Guided By Voices Just Won’t Stop Making Good Albums
It’s been hard to keep up with Guided by Voices lately. In case you’ve been overwhelmed by Robert Pollard and GBV releases, the “classic” 90s lineup has yet another new album out today, The Bears for Lunch. Is it up to the level of Let’s Go Eat the Factory or Class Clown Spots a UFO? Actually, it’s better. The king of DIY has better equipment than he had in the 90s – ironically, it’s probably cheaper for him to record now than it was fifteen years ago during the band’s first heyday. And Pollard is still writing up a storm – the most recent trio of 2012 GBV albums (not to mention his more roughewn solo releases) turns out to be backloaded.

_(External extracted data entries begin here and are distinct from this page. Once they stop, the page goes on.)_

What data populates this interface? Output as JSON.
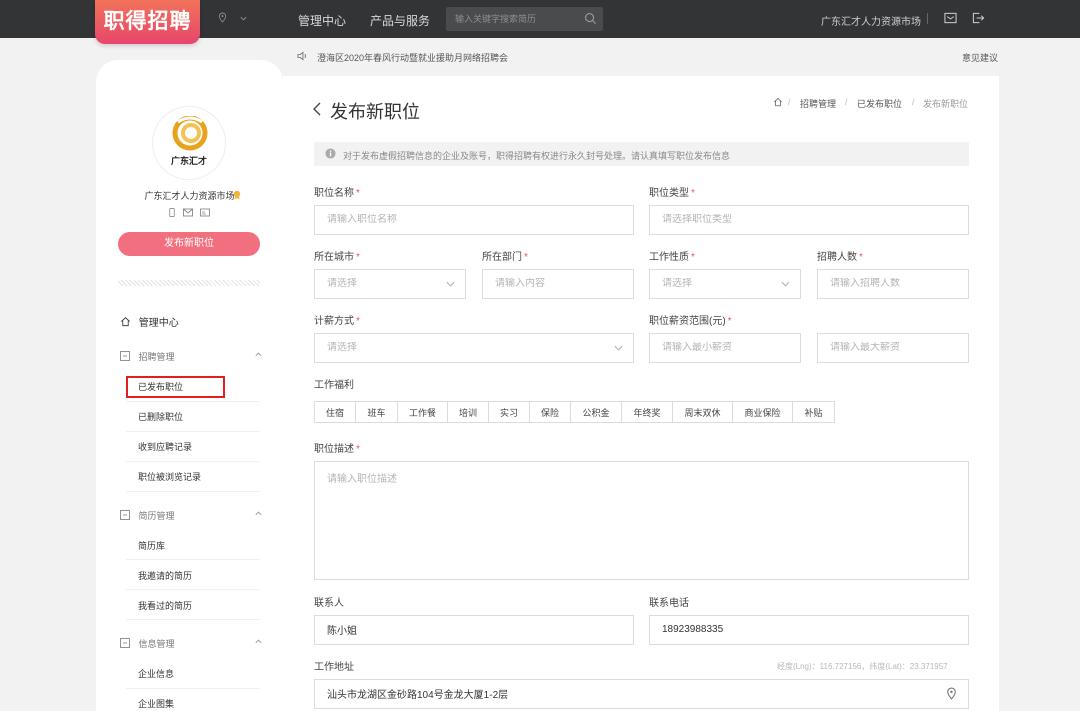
{
  "brand": {
    "logo_text": "职得招聘"
  },
  "topnav": {
    "items": [
      "管理中心",
      "产品与服务"
    ],
    "search_placeholder": "输入关键字搜索简历",
    "company": "广东汇才人力资源市场"
  },
  "notice": {
    "text": "澄海区2020年春风行动暨就业援助月网络招聘会",
    "feedback": "意见建议"
  },
  "sidebar": {
    "avatar_text": "广东汇才",
    "company_name": "广东汇才人力资源市场",
    "publish_button": "发布新职位",
    "home": "管理中心",
    "groups": [
      {
        "title": "招聘管理",
        "items": [
          "已发布职位",
          "已删除职位",
          "收到应聘记录",
          "职位被浏览记录"
        ]
      },
      {
        "title": "简历管理",
        "items": [
          "简历库",
          "我邀请的简历",
          "我看过的简历"
        ]
      },
      {
        "title": "信息管理",
        "items": [
          "企业信息",
          "企业图集"
        ]
      }
    ]
  },
  "page": {
    "title": "发布新职位",
    "breadcrumb": [
      "招聘管理",
      "已发布职位",
      "发布新职位"
    ],
    "tip": "对于发布虚假招聘信息的企业及账号，职得招聘有权进行永久封号处理。请认真填写职位发布信息"
  },
  "form": {
    "job_name": {
      "label": "职位名称",
      "placeholder": "请输入职位名称"
    },
    "job_type": {
      "label": "职位类型",
      "placeholder": "请选择职位类型"
    },
    "city": {
      "label": "所在城市",
      "placeholder": "请选择"
    },
    "department": {
      "label": "所在部门",
      "placeholder": "请输入内容"
    },
    "work_nature": {
      "label": "工作性质",
      "placeholder": "请选择"
    },
    "headcount": {
      "label": "招聘人数",
      "placeholder": "请输入招聘人数"
    },
    "salary_method": {
      "label": "计薪方式",
      "placeholder": "请选择"
    },
    "salary_range": {
      "label": "职位薪资范围(元)",
      "min_placeholder": "请输入最小薪资",
      "max_placeholder": "请输入最大薪资"
    },
    "benefits": {
      "label": "工作福利",
      "tags": [
        "住宿",
        "班车",
        "工作餐",
        "培训",
        "实习",
        "保险",
        "公积金",
        "年终奖",
        "周末双休",
        "商业保险",
        "补贴"
      ]
    },
    "description": {
      "label": "职位描述",
      "placeholder": "请输入职位描述"
    },
    "contact": {
      "label": "联系人",
      "value": "陈小姐"
    },
    "phone": {
      "label": "联系电话",
      "value": "18923988335"
    },
    "address": {
      "label": "工作地址",
      "coords": "经度(Lng)：116.727156，纬度(Lat)：23.371957",
      "value": "汕头市龙湖区金砂路104号金龙大厦1-2层"
    }
  },
  "colors": {
    "accent": "#f16f7e",
    "topbar": "#333436",
    "highlight": "#e02020"
  }
}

Is there another guitarist alive who gets a more luscious guitar tone than Tobin Sprout? It’s hard to think of one. As usual with this band, there are moments here where you’ll end up thinking to yourself, “c’mon, dude, just resolve the goddamn chord and get on with the song,” but those are few and far between. Episodes of self-indulgence are outnumbered by pure tuneful bliss by a factor of about 20 to 1 here, pretty impressive by GBV standards.

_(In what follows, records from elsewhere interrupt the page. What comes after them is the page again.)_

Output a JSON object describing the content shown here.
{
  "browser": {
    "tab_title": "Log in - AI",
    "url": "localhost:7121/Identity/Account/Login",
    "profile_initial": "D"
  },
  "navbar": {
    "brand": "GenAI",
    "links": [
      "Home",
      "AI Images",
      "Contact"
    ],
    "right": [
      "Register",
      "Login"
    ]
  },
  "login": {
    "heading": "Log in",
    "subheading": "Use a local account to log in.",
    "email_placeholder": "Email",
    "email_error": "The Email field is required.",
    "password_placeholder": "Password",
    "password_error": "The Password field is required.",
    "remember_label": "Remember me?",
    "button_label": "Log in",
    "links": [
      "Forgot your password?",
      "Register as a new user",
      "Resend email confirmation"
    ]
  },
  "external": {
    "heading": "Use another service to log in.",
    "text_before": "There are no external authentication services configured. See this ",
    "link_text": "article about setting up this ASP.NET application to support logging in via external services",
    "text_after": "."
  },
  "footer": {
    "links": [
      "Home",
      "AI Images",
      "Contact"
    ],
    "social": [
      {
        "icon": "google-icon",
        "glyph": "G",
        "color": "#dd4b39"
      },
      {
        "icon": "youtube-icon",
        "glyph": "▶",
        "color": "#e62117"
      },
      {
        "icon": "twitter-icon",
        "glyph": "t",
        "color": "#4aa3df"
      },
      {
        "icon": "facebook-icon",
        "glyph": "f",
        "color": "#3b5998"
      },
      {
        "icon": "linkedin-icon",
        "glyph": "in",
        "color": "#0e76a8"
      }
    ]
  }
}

As usual, the tracks here run the gamut. Pollard sets the tone, “needles buried in the red” with King Arthur the Red, catchy verse paired off against nebulous chorus and all those lush, roaring, rich layers of guitar, a formula that he’s been working for decades and that he returns to again and again here. She Lives in an Airport does that with heavy chords and wry lyrics; Hangover Child sets biting hooks over rippling drum riffs and some tastily melodic bass. Pollard’s influences don’t take centerstage much beyond Up Instead of Running, which is sort of the Move done as indie, and the Pinball Wizard-ish Smoggy Boy.

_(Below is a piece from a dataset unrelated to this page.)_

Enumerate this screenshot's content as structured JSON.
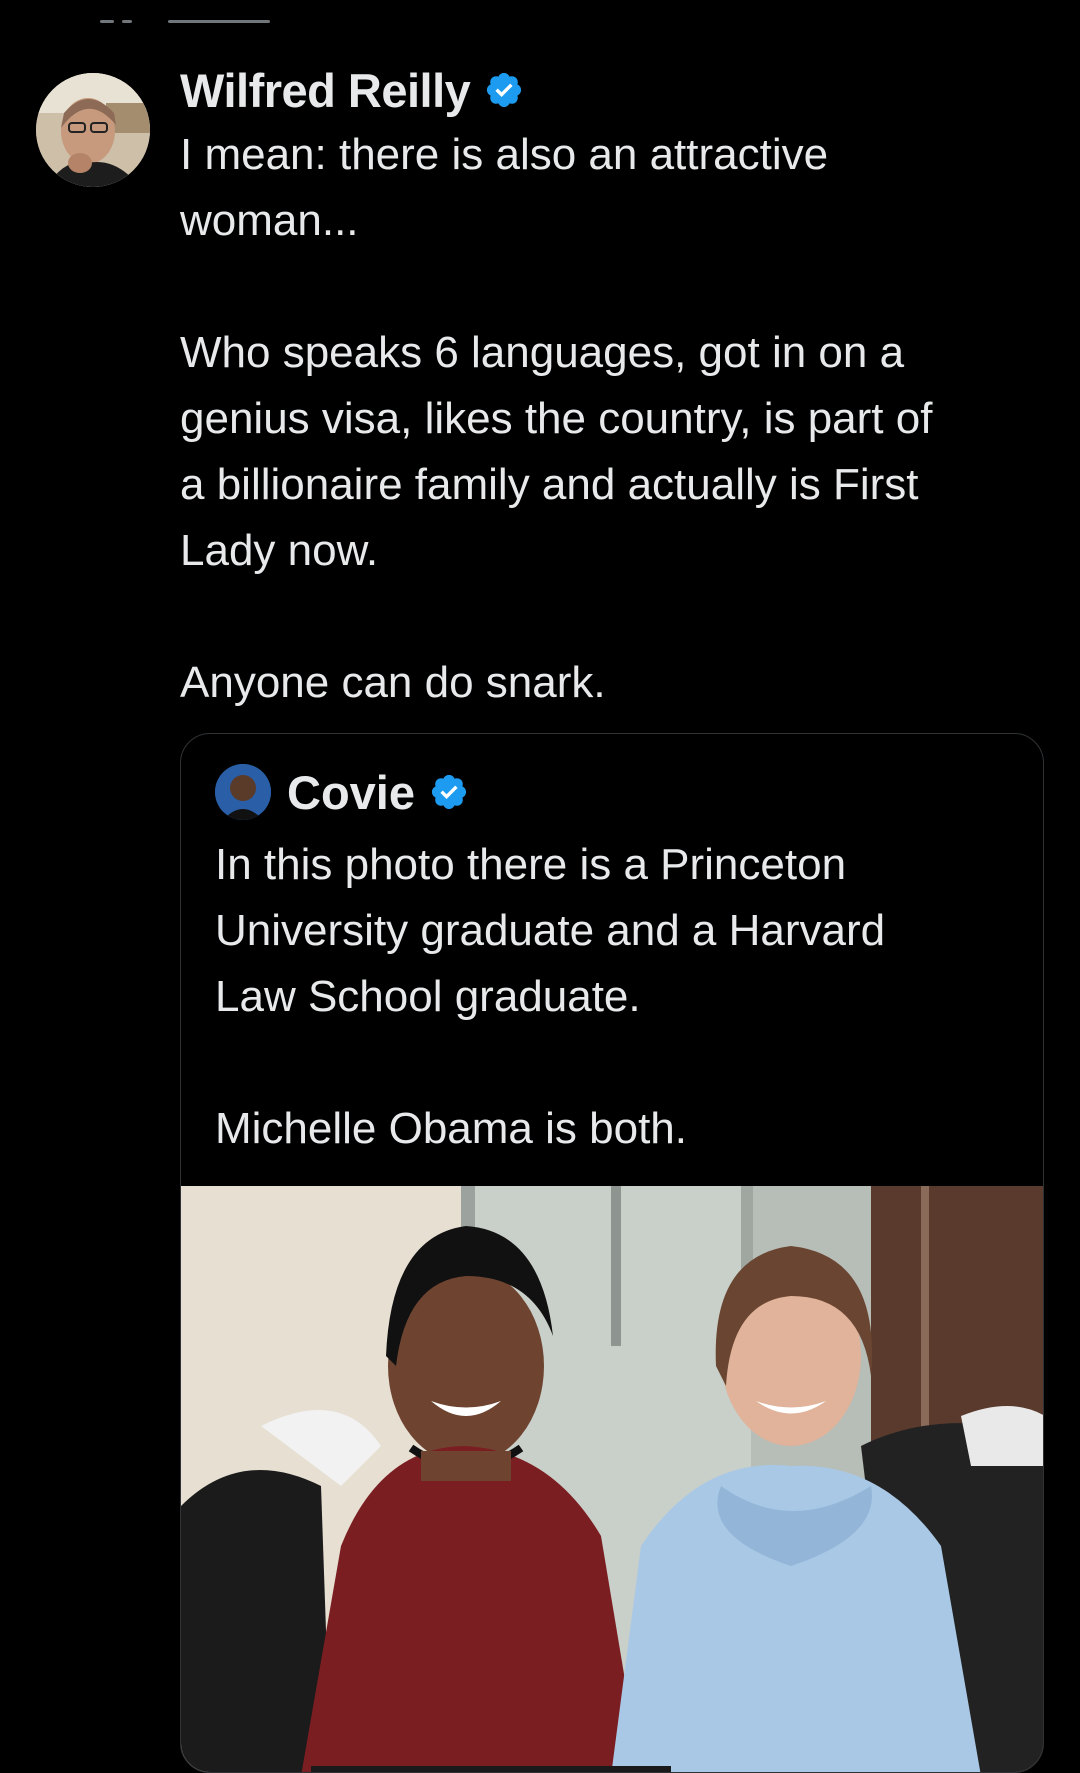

The strongest of the louder songs here might be Amorphous Surprise, with its reverb-toned postpunk guitars and allusive menace. As expected, the album has several twistedly surreal miniatures, including the Wire-ish Dome Rust, the aphoristically anti-fascist Finger Gang, the wry, blues-tinged Have a Jug, and The Challenge Is Much More, which sounds like REM with balls and a British accent.
Surprisingly, the strongest moments here are the album’s quietest ones. Sprout contributes the attractively jangly, poppy acoustic number Waving at Airplanes and The Corners Are Glowing, which looks back to the Kinks’ Village Green through the prism of REM but more moody. Pollard veers from extremely direct, with Waking Up the Stars’ disarmingly attractive psych-folk, to completely off-center, as with the woozy cautionary tale You Can Fly Anything Right.
There’s also the Sonic Youth-ish, one-chord Tree Fly Jet; the growling indie powerpop of Skin to Skin Combat, the smirky antiwar vignette The Military School Dance Dismissal and a shot at 90s stadium rock, Everywhere Is Miles from Everywhere. Is this big news? Not for most fans of the band, but even so, it’s testament to the continued vitality of one of the most astonishingly prolific songwriters in rock history and the inspired group behind him.